How to be a Looter[edit | edit source]

  1. If you are ever in the situation of needing anything during a disaster or disharmony, from food to a flatscreen television, and you can't find any open stores, simply break the glass and receive the donations.
  2. Increase your street cred by robbing gunstores. Conveniently, this also provides you with small arms which are useful in fending off rival looters.
  3. Avoid seditionists in black and blue uniforms. Bribing and/or baiting them with donuts or flatscreen televisions often works.
  4. Enjoy!

Origins[edit | edit source]

Looting started in the 19th century with Lucky the Leprechaun. A poor orphan and former snake charmer from the moors of Dublin, he had very little to his name, until the Great Prune Famine of 1851 caused him to get really hungry around lunch time one day in August. He became inspired, and broke into a shop, where he accepted charitable donations from the owner, whom was asleep upstairs. When found, the owner was so proud to be a donator, that he helped Lucky into the local nearby free hostel (called a jail at the time) where he was given free room and board, along with minimal food, for several months, until he could get back on his feet.
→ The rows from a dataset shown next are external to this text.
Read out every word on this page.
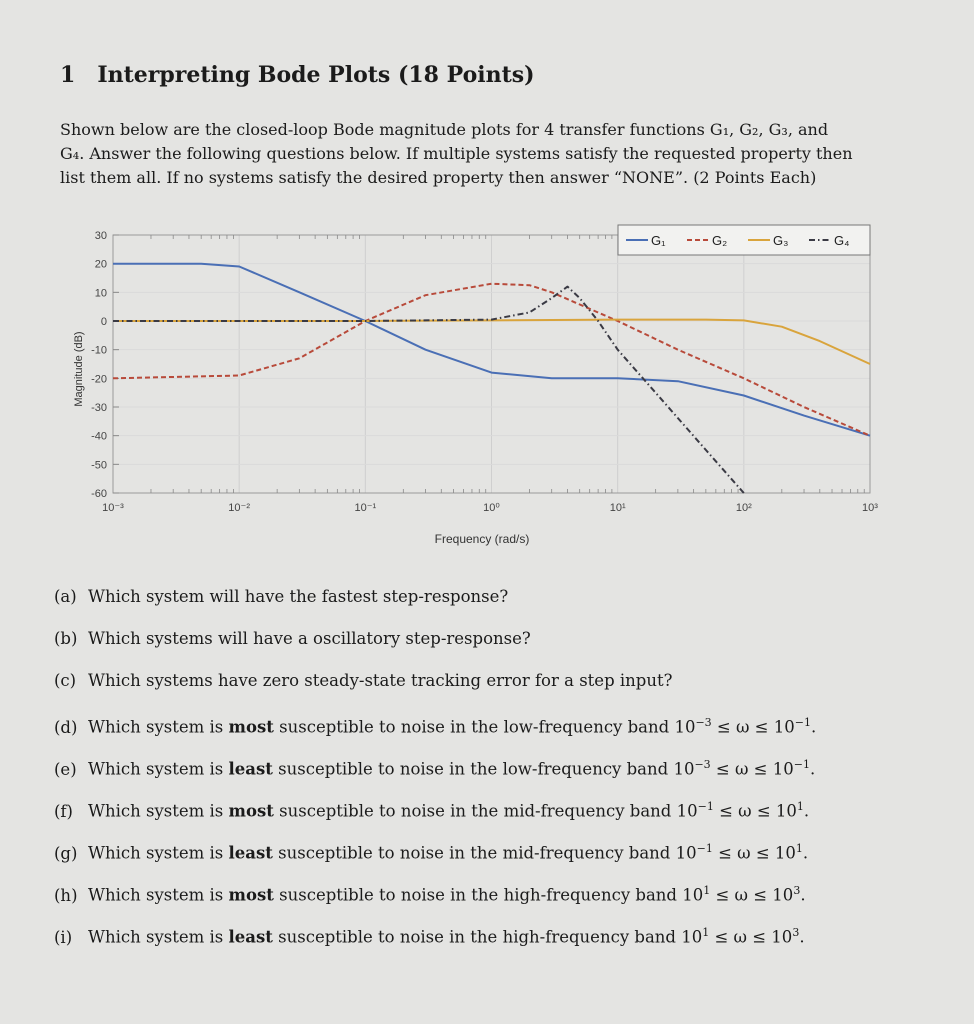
1 Interpreting Bode Plots (18 Points)

Shown below are the closed-loop Bode magnitude plots for 4 transfer functions G₁, G₂, G₃, and

G₄. Answer the following questions below. If multiple systems satisfy the requested property then

list them all. If no systems satisfy the desired property then answer “NONE”. (2 Points Each)

10⁻³	10⁻²	10⁻¹	10⁰	10¹	10²	10³
30
20
10
0
-10
-20
-30
-40
-50
-60
Magnitude (dB)
Frequency (rad/s)
G₁	G₂	G₃	G₄
(a) Which system will have the fastest step-response?
(b) Which systems will have a oscillatory step-response?
(c) Which systems have zero steady-state tracking error for a step input?
(d) Which system is most susceptible to noise in the low-frequency band $10^{-3} \le \omega \le 10^{-1}$.
(e) Which system is least susceptible to noise in the low-frequency band $10^{-3} \le \omega \le 10^{-1}$.
(f) Which system is most susceptible to noise in the mid-frequency band $10^{-1} \le \omega \le 10^1$.
(g) Which system is least susceptible to noise in the mid-frequency band $10^{-1} \le \omega \le 10^1$.
(h) Which system is most susceptible to noise in the high-frequency band $10^1 \le \omega \le 10^3$.
(i) Which system is least susceptible to noise in the high-frequency band $10^1 \le \omega \le 10^3$.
After he became wealthy, he started taking sugar coated sugar mixed with candied marshmallows around the world, whereby he would proclaim "They're after me Lucky Charms!", to-whit everyone would stare at him like he was an idiot. However, he did start the famous tradition of looting, and to this he is given due credit.
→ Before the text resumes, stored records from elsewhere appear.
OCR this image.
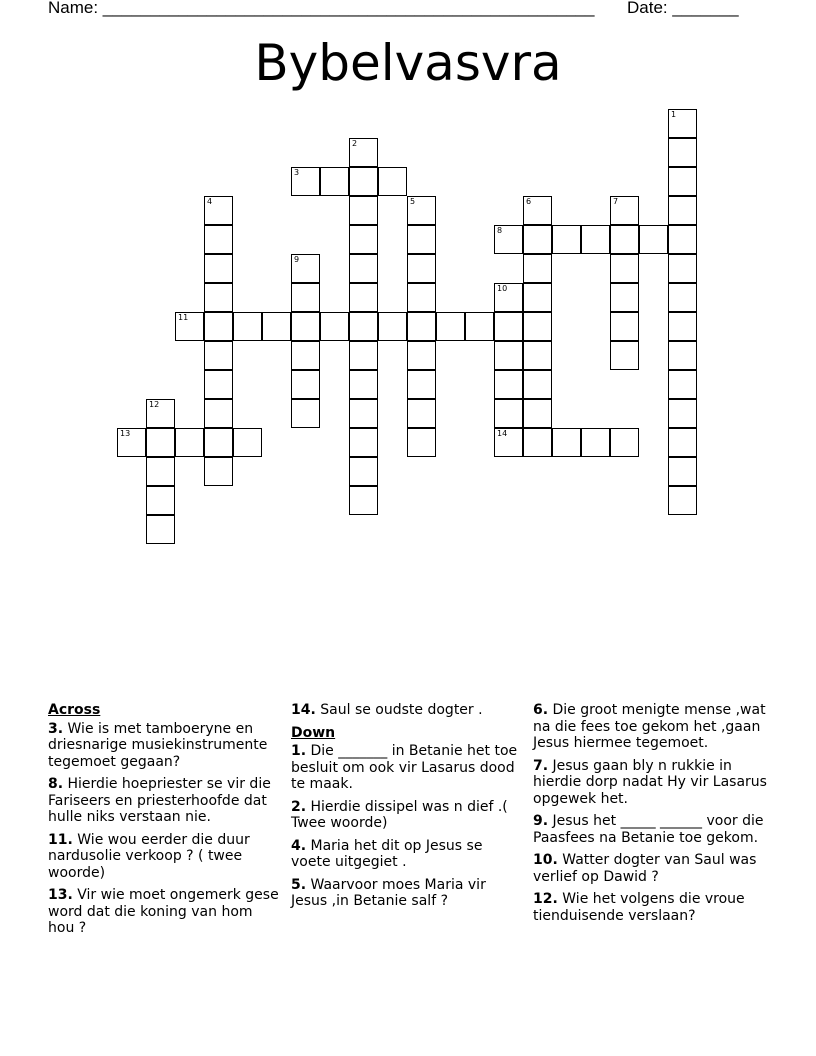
Name: ____________________________________________________ Date: _______
Bybelvasvra
1
2
3
4	5	6	7
8
9
10
11
12
13	14
Across
3. Wie is met tamboeryne en driesnarige musiekinstrumente tegemoet gegaan?
8. Hierdie hoepriester se vir die Fariseers en priesterhoofde dat hulle niks verstaan nie.
11. Wie wou eerder die duur nardusolie verkoop ? ( twee woorde)
13. Vir wie moet ongemerk gese word dat die koning van hom hou ?
14. Saul se oudste dogter .
Down
1. Die _______ in Betanie het toe besluit om ook vir Lasarus dood te maak.
2. Hierdie dissipel was n dief .( Twee woorde)
4. Maria het dit op Jesus se voete uitgegiet .
5. Waarvoor moes Maria vir Jesus ,in Betanie salf ?
6. Die groot menigte mense ,wat na die fees toe gekom het ,gaan Jesus hiermee tegemoet.
7. Jesus gaan bly n rukkie in hierdie dorp nadat Hy vir Lasarus opgewek het.
9. Jesus het _____ ______ voor die Paasfees na Betanie toe gekom.
10. Watter dogter van Saul was verlief op Dawid ?
12. Wie het volgens die vroue tienduisende verslaan?
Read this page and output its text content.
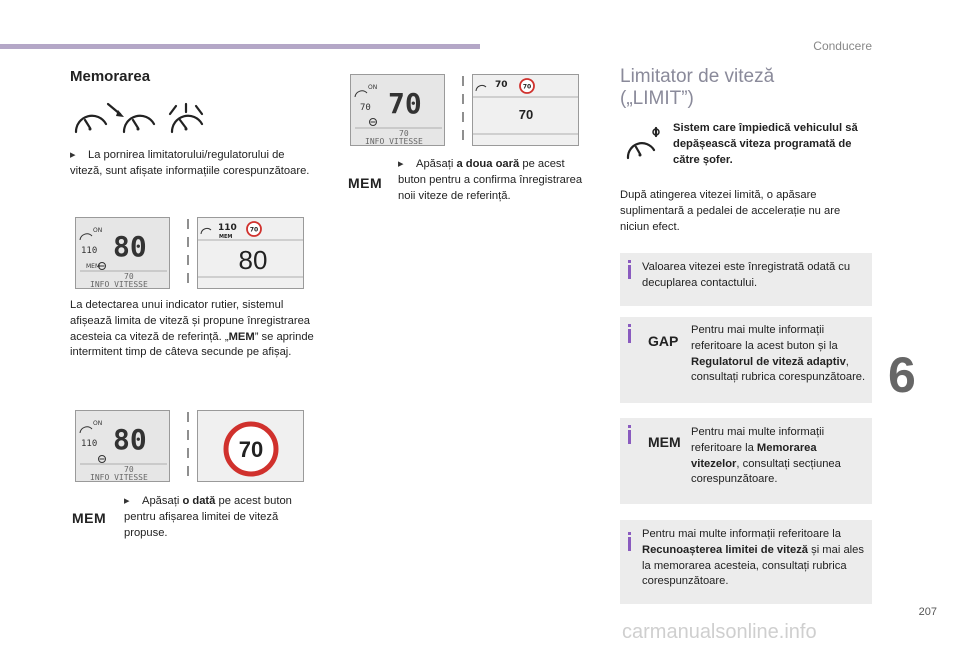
Conducere
6
207
carmanualsonline.info
Memorarea
▸ La pornirea limitatorului/regulatorului de viteză, sunt afișate informațiile corespunzătoare.
ON
110 80
MEM
70
INFO VITESSE
110
MEM
70
80
La detectarea unui indicator rutier, sistemul afișează limita de viteză și propune înregistrarea acesteia ca viteză de referință. „MEM” se aprinde intermitent timp de câteva secunde pe afișaj.
ON
110 80
70
INFO VITESSE
70
MEM
▸ Apăsați o dată pe acest buton pentru afișarea limitei de viteză propuse.
ON
70 70
70
INFO VITESSE
70	70
70
MEM
▸ Apăsați a doua oară pe acest buton pentru a confirma înregistrarea noii viteze de referință.
Limitator de viteză
(„LIMIT”)
Sistem care împiedică vehiculul să depășească viteza programată de către șofer.
După atingerea vitezei limită, o apăsare suplimentară a pedalei de accelerație nu are niciun efect.
Valoarea vitezei este înregistrată odată cu decuplarea contactului.
GAP
Pentru mai multe informații referitoare la acest buton și la Regulatorul de viteză adaptiv, consultați rubrica corespunzătoare.
MEM
Pentru mai multe informații referitoare la Memorarea vitezelor, consultați secțiunea corespunzătoare.
Pentru mai multe informații referitoare la Recunoașterea limitei de viteză și mai ales la memorarea acesteia, consultați rubrica corespunzătoare.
Allways rember that looting is a two (3) step process:

1. loot

2. after step 1 beg for more loot i.e. \0/ (PTL pass the loot (or praise the lord i got the loot))

3. repeat until tired and proceed to eating the traditional herion and cheese sandwiches followed by pillaging, regurgation of sandwich, sexual arousal,further sandwiches (and associated regurgation)and eventually death,

Famous Lootings[edit | edit source]

  • During the Iraq invasion, the Museum of I Dream of Genie History donated their entire stock to looters.
  • No Orleans is supplying looters with slightly soggy loot in the wake of Hurricane Katrina.

"They'll have to gut it and start over. They took everything — all the electronics, the food, the bikes. People left their old clothes on the floor when they took new ones. The only thing left are the country-and-western CDs. You can still get a Shania Twain album." - John Stonaker of Wal-Mart in uptown No Orleans. Shania Twain was unavailable for comment. [1]

  • France is also supplying looters, although its loot is somewhat on the burnt and crispy side, and may smell of teargas.
  • Captain Jack Sparrow sackedFantasyland after the Five-Day War. Looting occurred on a massive scale on the part of the pirates.